Title: Paper notes: Breaking the x86 ISA
Date: 2017-10-1 10:10

- Complete title: Breaking the x86 ISA
- PDF: [31dd6431a3dd0d26814b4ff4d453c20e8d1292eef2f3ec1f777b8e4ee1852d08_domas_breaking_the_x86_isa_wp.pdf]({static}/files/papers/31dd6431a3dd0d26814b4ff4d453c20e8d1292eef2f3ec1f777b8e4ee1852d08_domas_breaking_the_x86_isa_wp.pdf)

The paper Christopher Domas (that wrote the
[movfuscator](https://github.com/xoreaxeaxeax/movfuscator),
[REpsych](https://github.com/xoreaxeaxeax/REpsych) and [cantor
dust](https://sites.google.com/site/xxcantorxdustxx/home)) is about the
**exhaustive** exploration of the x86 ISA ([Instruction Set
Architecture](https://en.wikipedia.org/wiki/Instruction_set_architecture))
using page-fault and guided fuzzing.

# Fuzzing

The set of every possible x86 instruction is too large to be exhausted by pure
brute-force (instructions from 1 to 15 bytes long, so
`1329227995784915872903807060280344576` possibilities), so to achieve
exhaustive coverage, the following approach is used, on a 15 bytes buffer,
initially filled with `0`:

1. Execute the instruction in the buffer, and observe its effective length
2. The byte at the end of the instruction is incremented,
3. Repeat the process with the resulting new instruction, 
4. In case of a change of the length or an exception, the incrementation will
   start from the new end.
5. If the increment reaches `256`, the incrementation moves to the *previous*
  byte.

For example, for `0…0` the observed length is 2, so the next instruction to be
executed will be `010…0`.

This approach skips less significant portions of the instruction, such
as immediate value or displacements

# Measuring the length of the instruction

Using the `trap` instruction and comparing `eip` doesn't work for instructions
that are generating exceptions, since they do not execute.
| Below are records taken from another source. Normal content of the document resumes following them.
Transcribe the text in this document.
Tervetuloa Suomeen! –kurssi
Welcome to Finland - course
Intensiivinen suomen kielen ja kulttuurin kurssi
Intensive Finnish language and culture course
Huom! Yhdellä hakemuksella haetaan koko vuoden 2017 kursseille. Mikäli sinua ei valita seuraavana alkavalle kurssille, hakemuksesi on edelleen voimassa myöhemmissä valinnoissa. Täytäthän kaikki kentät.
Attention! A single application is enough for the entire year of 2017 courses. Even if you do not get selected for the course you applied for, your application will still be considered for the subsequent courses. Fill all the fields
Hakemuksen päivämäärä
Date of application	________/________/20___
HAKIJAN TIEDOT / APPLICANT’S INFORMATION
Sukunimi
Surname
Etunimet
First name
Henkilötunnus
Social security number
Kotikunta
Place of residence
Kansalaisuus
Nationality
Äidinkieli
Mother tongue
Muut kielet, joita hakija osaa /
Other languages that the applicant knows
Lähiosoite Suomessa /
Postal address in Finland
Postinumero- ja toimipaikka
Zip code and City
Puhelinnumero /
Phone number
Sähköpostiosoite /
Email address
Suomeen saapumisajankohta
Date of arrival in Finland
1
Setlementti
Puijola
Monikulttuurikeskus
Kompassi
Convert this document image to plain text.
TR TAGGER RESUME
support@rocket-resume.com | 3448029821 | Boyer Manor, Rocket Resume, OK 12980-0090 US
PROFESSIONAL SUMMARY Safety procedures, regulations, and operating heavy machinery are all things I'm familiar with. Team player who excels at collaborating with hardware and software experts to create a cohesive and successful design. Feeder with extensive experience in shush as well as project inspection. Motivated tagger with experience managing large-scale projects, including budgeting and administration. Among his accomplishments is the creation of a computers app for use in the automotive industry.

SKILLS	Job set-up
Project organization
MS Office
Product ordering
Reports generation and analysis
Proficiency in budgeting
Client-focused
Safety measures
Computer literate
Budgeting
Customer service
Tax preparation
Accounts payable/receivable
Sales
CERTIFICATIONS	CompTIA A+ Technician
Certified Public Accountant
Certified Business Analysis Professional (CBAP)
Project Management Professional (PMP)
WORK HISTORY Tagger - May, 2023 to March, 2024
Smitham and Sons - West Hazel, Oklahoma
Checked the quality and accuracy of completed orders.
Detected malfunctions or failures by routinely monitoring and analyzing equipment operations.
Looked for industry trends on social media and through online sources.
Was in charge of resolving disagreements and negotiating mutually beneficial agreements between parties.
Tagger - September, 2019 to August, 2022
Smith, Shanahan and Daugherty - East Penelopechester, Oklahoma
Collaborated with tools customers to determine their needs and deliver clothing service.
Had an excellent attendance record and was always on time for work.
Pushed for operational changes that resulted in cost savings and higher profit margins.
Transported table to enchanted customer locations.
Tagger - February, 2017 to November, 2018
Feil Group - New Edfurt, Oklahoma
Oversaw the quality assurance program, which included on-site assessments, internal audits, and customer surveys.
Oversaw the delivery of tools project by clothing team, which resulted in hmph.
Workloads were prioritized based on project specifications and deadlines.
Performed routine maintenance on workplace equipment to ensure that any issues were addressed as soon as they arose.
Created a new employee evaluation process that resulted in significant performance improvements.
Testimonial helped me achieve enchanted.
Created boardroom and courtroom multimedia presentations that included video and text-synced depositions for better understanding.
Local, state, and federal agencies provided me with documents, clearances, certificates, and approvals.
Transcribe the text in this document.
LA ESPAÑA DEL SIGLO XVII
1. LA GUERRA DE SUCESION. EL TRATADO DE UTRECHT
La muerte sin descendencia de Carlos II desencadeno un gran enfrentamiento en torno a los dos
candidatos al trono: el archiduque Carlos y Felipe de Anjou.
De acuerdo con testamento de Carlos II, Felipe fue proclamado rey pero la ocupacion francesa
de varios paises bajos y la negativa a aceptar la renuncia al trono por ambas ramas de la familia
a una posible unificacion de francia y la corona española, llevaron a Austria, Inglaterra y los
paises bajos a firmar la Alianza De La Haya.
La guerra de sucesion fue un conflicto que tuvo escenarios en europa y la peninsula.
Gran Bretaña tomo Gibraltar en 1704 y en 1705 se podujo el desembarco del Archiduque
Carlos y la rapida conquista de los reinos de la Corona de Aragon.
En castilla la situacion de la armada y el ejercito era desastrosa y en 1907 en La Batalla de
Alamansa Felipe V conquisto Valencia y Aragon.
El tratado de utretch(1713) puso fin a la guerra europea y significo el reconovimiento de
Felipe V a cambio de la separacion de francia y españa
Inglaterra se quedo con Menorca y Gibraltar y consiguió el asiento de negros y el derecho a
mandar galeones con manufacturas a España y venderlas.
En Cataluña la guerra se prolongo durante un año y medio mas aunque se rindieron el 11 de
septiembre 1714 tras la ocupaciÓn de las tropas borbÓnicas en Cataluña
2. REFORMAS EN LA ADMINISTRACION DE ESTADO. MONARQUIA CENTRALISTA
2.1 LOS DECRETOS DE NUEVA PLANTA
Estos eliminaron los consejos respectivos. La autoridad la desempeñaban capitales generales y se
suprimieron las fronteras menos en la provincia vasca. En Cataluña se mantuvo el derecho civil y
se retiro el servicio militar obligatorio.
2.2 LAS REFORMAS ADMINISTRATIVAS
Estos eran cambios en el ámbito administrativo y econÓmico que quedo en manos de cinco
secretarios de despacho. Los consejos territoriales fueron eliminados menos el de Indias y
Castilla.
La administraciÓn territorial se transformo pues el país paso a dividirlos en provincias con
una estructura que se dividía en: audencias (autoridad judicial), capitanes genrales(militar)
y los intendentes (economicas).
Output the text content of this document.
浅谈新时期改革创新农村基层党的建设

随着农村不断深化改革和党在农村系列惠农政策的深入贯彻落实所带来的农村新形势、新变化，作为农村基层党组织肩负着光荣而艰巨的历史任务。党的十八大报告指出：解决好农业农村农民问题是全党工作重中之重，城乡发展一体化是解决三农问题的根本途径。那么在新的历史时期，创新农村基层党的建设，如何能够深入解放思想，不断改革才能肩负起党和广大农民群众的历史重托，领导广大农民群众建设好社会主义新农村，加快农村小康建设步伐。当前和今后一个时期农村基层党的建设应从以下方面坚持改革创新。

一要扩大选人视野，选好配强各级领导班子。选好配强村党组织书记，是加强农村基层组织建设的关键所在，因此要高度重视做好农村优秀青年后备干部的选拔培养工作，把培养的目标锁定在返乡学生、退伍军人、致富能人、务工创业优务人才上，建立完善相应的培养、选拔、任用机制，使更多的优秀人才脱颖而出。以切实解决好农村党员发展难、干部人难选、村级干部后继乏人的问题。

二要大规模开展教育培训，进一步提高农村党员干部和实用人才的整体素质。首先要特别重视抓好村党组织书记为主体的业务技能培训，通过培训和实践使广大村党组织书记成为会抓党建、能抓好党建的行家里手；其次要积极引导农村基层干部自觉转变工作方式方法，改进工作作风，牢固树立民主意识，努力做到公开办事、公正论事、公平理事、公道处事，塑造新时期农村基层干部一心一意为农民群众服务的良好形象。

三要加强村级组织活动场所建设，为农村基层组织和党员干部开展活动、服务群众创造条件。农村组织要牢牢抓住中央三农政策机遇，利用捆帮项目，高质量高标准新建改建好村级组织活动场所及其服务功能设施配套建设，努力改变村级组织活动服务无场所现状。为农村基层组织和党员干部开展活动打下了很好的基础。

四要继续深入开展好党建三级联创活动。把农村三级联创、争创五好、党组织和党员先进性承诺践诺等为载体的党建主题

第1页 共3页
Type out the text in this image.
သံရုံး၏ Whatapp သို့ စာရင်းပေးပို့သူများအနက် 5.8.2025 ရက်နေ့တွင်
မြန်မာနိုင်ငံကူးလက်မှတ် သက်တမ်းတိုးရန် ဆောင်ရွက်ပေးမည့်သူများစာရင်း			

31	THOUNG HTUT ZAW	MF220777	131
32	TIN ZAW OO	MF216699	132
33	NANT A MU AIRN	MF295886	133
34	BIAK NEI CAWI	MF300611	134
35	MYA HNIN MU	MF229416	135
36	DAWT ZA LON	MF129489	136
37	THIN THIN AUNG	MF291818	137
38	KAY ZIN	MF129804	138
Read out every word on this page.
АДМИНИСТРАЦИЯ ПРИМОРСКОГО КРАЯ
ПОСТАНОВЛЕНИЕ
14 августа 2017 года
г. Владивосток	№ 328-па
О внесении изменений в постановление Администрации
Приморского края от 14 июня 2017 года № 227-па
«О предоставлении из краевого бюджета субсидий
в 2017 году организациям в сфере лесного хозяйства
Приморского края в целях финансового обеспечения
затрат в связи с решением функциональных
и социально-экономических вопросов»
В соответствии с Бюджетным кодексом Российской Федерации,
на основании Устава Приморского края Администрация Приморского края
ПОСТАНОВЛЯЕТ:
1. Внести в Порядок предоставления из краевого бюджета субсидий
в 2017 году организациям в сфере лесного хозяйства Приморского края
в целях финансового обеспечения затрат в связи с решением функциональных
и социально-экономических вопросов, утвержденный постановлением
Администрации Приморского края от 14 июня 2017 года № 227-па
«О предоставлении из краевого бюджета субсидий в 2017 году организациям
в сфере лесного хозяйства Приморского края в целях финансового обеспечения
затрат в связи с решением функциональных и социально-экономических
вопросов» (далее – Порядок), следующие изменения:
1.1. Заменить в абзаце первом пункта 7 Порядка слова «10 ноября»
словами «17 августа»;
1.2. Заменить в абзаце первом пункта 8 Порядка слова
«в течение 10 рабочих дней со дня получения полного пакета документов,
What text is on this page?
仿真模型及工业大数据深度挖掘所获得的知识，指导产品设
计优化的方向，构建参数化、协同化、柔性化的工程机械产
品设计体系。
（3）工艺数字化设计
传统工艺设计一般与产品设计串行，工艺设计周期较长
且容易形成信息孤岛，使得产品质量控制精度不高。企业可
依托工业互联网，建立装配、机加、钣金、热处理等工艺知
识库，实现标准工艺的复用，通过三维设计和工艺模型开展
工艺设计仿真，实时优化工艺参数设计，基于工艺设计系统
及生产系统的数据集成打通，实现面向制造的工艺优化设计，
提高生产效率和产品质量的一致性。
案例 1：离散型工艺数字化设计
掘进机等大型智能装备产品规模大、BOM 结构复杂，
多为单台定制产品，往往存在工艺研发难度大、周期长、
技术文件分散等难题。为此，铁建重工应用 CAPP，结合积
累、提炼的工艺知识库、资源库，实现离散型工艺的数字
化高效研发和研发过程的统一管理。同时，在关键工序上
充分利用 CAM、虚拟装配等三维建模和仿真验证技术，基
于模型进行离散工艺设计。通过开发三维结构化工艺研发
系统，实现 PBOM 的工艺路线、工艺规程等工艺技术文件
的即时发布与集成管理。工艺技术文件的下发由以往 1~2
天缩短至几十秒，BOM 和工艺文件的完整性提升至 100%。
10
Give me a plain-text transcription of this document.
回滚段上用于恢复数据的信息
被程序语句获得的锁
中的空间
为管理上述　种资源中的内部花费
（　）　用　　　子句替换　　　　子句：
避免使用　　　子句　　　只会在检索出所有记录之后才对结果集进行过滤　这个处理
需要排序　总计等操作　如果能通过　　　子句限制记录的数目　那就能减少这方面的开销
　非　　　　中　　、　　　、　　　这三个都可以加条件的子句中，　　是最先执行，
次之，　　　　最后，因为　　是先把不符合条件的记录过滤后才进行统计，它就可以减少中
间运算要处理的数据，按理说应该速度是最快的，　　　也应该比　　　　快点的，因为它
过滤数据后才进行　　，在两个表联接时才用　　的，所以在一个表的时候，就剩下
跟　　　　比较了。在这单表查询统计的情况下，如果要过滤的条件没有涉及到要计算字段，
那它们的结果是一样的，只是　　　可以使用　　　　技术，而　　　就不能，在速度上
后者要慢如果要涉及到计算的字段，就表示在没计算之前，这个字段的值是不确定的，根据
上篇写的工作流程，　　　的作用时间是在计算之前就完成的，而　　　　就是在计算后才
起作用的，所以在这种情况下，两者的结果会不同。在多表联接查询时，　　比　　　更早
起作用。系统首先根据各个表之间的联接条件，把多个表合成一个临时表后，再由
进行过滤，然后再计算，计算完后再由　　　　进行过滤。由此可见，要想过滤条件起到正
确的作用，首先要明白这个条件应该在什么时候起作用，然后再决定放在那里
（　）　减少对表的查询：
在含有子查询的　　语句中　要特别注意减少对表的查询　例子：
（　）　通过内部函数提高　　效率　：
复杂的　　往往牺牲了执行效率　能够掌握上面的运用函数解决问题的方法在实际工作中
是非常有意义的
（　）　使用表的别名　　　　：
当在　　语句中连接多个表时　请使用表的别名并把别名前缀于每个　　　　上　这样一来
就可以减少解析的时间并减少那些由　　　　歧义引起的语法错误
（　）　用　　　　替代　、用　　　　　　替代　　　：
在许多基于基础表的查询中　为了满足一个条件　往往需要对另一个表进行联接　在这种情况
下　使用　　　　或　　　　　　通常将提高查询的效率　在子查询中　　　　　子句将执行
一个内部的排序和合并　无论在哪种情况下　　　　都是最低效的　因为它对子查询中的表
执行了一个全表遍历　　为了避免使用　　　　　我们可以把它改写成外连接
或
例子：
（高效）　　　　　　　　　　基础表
A more reliable way to measure the length of the instruction is to place the
**first** byte of the instruction on an **executable** page, and the rest of it
in a **non-executable** one. If a *page fault* occur during fetching, the processor
trigger an exception, and the address of the page boundary is reported in a register,
allowing to iteratively find the size of the instruction (either until there is
not exception, or if the reported address isn't the boundary). Valid and
invalid instructions can be told apart because the later will raise an `UD` (invalid
opcode) exception upon execution. Privileged ones will raise a `GP` one.

To prevent self-corruption, the process is running in ring 3, with every
register set to zero and every possible exception hooked. A side-effect of
vastly ignoring different immediate values (like `inc [0x0804a10c]`) is that
this reduces the odds of corruption, since there is nothing mapped at low level
addresses.

To find *interesting* instructions, the length of the instruction is compared with the length
of the one decoded by [capstone](http://www.capstone-engine.org/).

# Results

- QEMU, IDA, Objdump, capstone, VS, … are getting some instructions wrong, allowing to
hide malicious code from the disassembly listing since it's interpreted wrongly.
- The tool (called sandsifter) rediscovered the famous [`lock cmpxchg8b eax`](https://en.wikipedia.org/wiki/Pentium_F00F_bug) bug
- Disparities were found against AMD an Intel processors
- An `halt and catch fire` instruction that could be triggered from ring3 
  was found in an unnamed processor

As usual with decent research paper, the code related to the publication is [openly
available and documented](https://github.com/xoreaxeaxeax/sandsifter)
([local mirror]({static}/files/papers/sandsifter.zip), `2017-09-13`).